# Spouse visa applied in Tunisia



## Benelhk (Jul 28, 2013)

Hi all, my wife applied for spouse visa uk in Tunisia on 29july2013, today she had a call from the embassy saying her passport is ready for collection, she will go on Friday, this very quick not even a month from the date she applied does this mean bad news, please help I am very panicking . Thanks


----------



## Joppa (Sep 7, 2009)

Can't tell. Wait to see what's inside her passport.


----------



## debbabi83 (Feb 10, 2013)

Benelhk said:


> Hi all, my wife applied for spouse visa uk in Tunisia on 29july2013, today she had a call from the embassy saying her passport is ready for collection, she will go on Friday, this very quick not even a month from the date she applied does this mean bad news, please help I am very panicking . Thanks


Benelhk, did the ECO contact your employer? that seems very quick for a country that they process the visa in Paris.


----------



## Joppa (Sep 7, 2009)

Tunis is a standalone visa processing centre, so applications don't go to Paris.


----------



## debbabi83 (Feb 10, 2013)

Joppa said:


> Tunis is a standalone visa processing centre, so applications don't go to Paris.


It used to be Joppa but not anymore. 1-0 Lol

QUOTE::ecisions on visa applications submitted in Tunis will be considered at the UK Border Agency in Paris.

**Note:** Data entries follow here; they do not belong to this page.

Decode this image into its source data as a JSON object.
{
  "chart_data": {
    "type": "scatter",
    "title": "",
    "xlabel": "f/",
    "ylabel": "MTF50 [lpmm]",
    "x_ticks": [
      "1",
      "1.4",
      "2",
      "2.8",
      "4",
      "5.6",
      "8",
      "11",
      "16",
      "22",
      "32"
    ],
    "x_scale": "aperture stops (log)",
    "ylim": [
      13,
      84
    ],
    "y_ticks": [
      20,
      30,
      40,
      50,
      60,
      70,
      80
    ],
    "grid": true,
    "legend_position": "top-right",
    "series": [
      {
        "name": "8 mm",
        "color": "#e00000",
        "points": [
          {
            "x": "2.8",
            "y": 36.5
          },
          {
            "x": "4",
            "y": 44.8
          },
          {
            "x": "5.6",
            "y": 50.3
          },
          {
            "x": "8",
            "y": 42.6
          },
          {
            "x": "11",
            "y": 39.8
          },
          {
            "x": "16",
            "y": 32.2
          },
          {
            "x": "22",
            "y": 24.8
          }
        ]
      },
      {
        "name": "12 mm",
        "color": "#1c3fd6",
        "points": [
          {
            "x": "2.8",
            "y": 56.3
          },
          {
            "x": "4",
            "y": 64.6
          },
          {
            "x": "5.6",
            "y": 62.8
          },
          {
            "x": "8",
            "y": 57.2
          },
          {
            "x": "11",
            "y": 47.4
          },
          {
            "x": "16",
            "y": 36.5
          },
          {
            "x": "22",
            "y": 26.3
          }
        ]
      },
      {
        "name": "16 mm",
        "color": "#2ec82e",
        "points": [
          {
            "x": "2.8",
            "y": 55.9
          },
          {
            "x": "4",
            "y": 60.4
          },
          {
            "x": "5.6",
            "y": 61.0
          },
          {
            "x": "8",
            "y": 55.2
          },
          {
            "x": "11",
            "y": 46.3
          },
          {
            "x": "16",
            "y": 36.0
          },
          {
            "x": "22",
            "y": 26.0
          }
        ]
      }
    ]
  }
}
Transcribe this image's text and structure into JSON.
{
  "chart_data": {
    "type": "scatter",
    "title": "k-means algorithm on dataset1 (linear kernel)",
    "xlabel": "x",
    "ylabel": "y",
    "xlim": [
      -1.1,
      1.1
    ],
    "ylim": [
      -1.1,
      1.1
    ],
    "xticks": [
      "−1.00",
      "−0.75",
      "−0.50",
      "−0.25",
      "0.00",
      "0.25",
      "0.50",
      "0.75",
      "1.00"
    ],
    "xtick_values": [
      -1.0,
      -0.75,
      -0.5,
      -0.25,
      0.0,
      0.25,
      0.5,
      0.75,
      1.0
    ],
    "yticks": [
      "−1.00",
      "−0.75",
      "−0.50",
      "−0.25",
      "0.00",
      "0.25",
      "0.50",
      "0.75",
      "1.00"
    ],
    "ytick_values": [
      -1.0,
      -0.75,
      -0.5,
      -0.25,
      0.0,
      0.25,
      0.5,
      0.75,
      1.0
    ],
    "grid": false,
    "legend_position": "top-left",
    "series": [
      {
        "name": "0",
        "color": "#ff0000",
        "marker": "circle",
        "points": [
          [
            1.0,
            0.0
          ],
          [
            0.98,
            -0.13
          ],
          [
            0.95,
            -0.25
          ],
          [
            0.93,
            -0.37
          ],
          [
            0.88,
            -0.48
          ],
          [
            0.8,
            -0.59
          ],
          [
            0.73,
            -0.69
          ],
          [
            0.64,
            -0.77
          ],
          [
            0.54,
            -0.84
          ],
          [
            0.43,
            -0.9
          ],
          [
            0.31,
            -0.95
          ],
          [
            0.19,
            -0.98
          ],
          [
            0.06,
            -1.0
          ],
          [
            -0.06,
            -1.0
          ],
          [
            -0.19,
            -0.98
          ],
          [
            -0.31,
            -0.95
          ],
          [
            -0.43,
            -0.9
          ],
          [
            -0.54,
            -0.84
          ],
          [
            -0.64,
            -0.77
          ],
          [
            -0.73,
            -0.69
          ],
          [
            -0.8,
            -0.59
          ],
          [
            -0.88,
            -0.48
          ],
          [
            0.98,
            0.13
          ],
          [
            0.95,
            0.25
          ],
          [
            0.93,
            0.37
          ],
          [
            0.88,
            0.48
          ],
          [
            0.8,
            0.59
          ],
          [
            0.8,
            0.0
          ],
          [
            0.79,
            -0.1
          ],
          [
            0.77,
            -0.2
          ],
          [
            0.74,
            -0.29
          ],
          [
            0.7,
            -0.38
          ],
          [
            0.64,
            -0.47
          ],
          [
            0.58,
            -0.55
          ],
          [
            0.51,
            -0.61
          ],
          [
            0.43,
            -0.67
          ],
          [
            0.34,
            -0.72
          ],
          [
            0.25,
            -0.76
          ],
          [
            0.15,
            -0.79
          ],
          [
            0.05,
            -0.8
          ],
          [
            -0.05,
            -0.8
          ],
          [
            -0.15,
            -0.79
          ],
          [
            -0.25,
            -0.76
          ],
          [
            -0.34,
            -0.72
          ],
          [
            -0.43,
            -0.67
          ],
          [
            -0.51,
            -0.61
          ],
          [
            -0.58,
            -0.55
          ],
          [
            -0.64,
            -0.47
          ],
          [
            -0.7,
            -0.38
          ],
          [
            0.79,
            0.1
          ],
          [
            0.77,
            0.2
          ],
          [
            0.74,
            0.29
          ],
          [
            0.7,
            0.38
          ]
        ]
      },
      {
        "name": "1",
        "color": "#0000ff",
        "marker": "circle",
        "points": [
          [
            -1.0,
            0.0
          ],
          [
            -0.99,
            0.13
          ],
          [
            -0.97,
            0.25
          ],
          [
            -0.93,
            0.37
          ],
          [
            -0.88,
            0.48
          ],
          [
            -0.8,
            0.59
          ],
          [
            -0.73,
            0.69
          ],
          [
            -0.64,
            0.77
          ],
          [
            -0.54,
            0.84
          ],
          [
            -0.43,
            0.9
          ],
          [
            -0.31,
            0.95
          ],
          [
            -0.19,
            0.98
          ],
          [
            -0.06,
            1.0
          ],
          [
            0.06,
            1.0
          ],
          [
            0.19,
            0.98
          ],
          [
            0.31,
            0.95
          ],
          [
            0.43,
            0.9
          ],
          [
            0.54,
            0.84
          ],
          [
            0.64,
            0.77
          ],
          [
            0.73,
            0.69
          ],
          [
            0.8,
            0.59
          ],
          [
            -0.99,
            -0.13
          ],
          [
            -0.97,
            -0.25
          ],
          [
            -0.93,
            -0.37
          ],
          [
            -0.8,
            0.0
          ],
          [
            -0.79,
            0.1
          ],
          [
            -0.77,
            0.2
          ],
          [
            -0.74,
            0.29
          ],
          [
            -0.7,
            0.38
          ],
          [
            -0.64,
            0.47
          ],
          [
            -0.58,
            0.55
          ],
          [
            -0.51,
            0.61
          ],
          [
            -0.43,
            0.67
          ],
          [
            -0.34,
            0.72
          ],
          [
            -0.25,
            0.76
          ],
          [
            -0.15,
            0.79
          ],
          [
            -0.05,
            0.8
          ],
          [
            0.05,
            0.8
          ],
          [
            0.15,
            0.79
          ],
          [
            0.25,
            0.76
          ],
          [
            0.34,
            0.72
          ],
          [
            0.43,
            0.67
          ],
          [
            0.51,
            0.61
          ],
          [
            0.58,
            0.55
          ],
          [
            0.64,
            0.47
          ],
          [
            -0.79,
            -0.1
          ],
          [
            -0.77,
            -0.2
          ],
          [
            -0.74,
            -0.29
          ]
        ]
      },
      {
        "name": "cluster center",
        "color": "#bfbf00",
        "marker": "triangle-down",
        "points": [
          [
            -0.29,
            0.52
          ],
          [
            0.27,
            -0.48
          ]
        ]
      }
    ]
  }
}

Your visa application will be forwarded to the UK Border Agency at the British Embassy in Paris by secure courier where it will be considered.

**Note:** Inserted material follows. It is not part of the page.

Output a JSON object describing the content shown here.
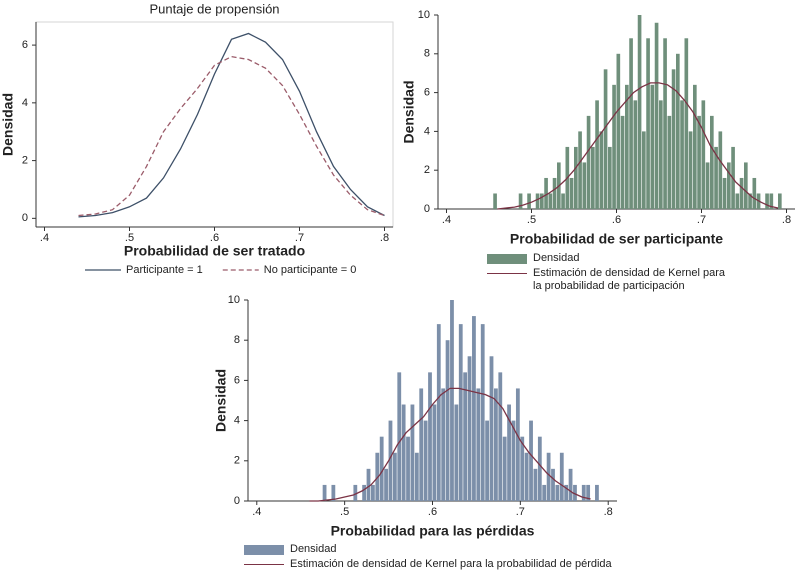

The decision regarding your visa will then be returned to the UK Border Agency in Tunis and visa staff will inform you when the decision is ready for collection.

UK Border Agency visa staff in Tunis are no longer involved in the decision making process of your visa application.::::END OF QUOTE


----------



## Joppa (Sep 7, 2009)

I've read that.
I suppose with all the trouble the country has had, it's not surprising they are reducing staff there to rationalise operation.


----------



## Benelhk (Jul 28, 2013)

Hi all my wife got her visa today it took less then a month. Thanks every one for the help and support.


----------



## debbabi83 (Feb 10, 2013)

Benelhk said:


> Hi all my wife got her visa today it took less then a month. Thanks every one for the help and support.


Benelhk, I need to ask you a few questions please if that is possible?

Regards


----------



## Benelhk (Jul 28, 2013)

You are more then welcome to ask


----------



## debbabi83 (Feb 10, 2013)

Benelhk said:


> You are more then welcome to ask


I have sent you a friend request.


----------



## Benelhk (Jul 28, 2013)

Sorry I don't know how to do it, show me how to accept your request . Thanks


----------



## Benelhk (Jul 28, 2013)

Can you please tell me what to do to accept your friend request ?


----------



## debbabi83 (Feb 10, 2013)

Benelhk said:


> Can you please tell me what to do to accept your friend
> 
> 
> You should go to your profile page or see on the top right of the screen where it says messages.


----------



## Shazia555 (Aug 31, 2013)

Hi

Could you please tell me when you applied for your wife's visa?
When she went for her interview. 
What date you received news that she had been accepted ?

Thanks in advance


----------



## Benelhk (Jul 28, 2013)

Hi, my wife applied 30 July and had the news that her passport is ready for collection on 28th August , when she got passport the visa was stamped on the 22sd of August .


----------



## Shazia555 (Aug 31, 2013)

Thank you for your prompt reply. 

My husband has applied 8th August and has his interview on 9th September. 

Could I ask how the interview was and the kind of questions that they asked her?


----------



## Benelhk (Jul 28, 2013)

They don't do interviews in Tunisia maybe other contrys, All she did on the day is giving them the supporting document and done the biometric, and she was out in half hour .she didn't speak to anyone .


----------



## Benelhk (Jul 28, 2013)

If your husband applying in Tunis all he needs to do on the 9th September is hand the money and supporting documents do the biometric and go.


----------



## Shazia555 (Aug 31, 2013)

Ah I was under the impression that they would interview him but thanks for your information. He can rest easy now. I have been wanting to know about visa times and never been able to find out. Thanks for your help


----------



## Shazia555 (Aug 31, 2013)

Hi
Just a quick update. My husband went to his interview and it was just as benelhk had said. He submitted his documents, paid the fee, did his biometrics and was told he will hear within a month

I will keep you guys updated

Fingers crossed xx


----------